MMA fighters are real athletes. Collegiate wrestlers now have an avenue to continue their athletic careers aside from pro wrestling or slim Olympic hopes. If you underestimate that sort of athleticism, I challenge you to watch high-caliber wrestlers train. Now imagine that even if people do not have that background, they are ensuring that their training matches that intensity. Serious fighters sometimes train at a rate of 3-4 hours a day (or more), learning technique, sparring, conditioning, weight-training, etc. To put it bluntly, many of these individuals put the 10,000 hour rule to the test, as most professional athletes do.
It’s human cockfighting!
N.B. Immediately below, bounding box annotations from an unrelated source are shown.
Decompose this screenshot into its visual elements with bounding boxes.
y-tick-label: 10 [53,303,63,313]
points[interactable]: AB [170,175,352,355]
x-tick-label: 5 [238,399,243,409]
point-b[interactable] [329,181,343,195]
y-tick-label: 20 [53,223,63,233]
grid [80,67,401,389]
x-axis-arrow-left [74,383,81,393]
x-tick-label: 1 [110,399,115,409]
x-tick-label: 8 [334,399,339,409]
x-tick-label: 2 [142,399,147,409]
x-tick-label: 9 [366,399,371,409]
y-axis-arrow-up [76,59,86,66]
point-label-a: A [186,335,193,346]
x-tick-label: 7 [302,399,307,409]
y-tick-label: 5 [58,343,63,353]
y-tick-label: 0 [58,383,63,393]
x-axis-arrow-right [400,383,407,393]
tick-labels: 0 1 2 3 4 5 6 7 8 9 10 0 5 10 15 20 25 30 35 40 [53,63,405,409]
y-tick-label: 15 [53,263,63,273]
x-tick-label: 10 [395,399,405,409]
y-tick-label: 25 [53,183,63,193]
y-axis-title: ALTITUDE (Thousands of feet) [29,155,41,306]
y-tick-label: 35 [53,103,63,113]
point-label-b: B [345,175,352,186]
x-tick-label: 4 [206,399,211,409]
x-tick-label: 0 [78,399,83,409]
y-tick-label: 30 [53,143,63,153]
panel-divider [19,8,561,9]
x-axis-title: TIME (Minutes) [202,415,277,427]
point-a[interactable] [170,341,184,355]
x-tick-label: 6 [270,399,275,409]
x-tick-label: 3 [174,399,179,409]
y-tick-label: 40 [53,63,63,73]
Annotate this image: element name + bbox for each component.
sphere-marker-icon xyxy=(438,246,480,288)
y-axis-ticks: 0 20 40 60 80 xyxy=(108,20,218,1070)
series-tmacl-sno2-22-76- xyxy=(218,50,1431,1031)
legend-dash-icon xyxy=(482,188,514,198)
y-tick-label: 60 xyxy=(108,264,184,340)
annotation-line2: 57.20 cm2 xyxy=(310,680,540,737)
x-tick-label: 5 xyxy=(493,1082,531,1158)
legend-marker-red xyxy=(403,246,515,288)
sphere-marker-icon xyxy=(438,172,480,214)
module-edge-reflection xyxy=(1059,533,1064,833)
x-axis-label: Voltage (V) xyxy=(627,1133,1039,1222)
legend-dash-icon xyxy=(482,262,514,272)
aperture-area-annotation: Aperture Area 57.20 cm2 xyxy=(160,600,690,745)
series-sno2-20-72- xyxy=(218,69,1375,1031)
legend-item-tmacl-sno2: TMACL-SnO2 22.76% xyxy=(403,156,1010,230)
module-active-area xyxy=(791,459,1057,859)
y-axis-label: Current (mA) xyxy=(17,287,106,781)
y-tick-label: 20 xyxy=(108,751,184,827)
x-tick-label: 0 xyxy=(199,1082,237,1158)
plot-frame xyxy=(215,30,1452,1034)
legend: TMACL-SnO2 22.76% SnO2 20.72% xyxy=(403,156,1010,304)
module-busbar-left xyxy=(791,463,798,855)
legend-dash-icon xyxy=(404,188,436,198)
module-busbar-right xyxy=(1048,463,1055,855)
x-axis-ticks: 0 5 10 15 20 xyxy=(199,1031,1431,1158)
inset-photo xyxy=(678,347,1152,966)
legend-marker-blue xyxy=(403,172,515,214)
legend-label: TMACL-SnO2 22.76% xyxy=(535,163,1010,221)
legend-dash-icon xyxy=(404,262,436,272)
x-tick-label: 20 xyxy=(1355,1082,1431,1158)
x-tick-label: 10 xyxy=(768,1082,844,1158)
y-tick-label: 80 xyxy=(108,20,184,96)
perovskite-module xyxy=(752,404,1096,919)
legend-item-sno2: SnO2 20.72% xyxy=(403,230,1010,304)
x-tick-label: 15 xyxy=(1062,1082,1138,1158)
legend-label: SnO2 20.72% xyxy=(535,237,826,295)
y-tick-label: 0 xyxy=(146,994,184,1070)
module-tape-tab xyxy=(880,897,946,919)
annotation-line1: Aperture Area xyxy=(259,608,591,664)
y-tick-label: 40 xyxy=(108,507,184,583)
Just like John McCain said! Oh, wait….. that was 15 years ago. Let’s see what John has to say now:
"They have cleaned up the sport to the point, at least in my view, where it is not human cockfighting any more. I think they've made significant progress. They haven't made me a fan, but they have made progress."
Once again, I like to call that RESEARCH. I know that this word may be strange to you, so allow me to place a definition here for you. Oh, and FYI, that link above is what I call a “reference.” It’s where I found my information when I was doing “research.” Now where was I? Ah yes, defining research.
re·search/ˈrēˌsərCH/Noun: The systematic investigation into and study of materials and sources in order to establish facts and reach new conclusions.
Verb: Investigate systematically.
Synonyms: noun. investigation - exploration - search - study - inquiry
verb. explore - investigate - search - study – inquire
Here is my favorite part of that definition: to establish facts and reach new conclusions.
A bit of advice (from the average joe to the respected journalist)…. try out that last part sometime.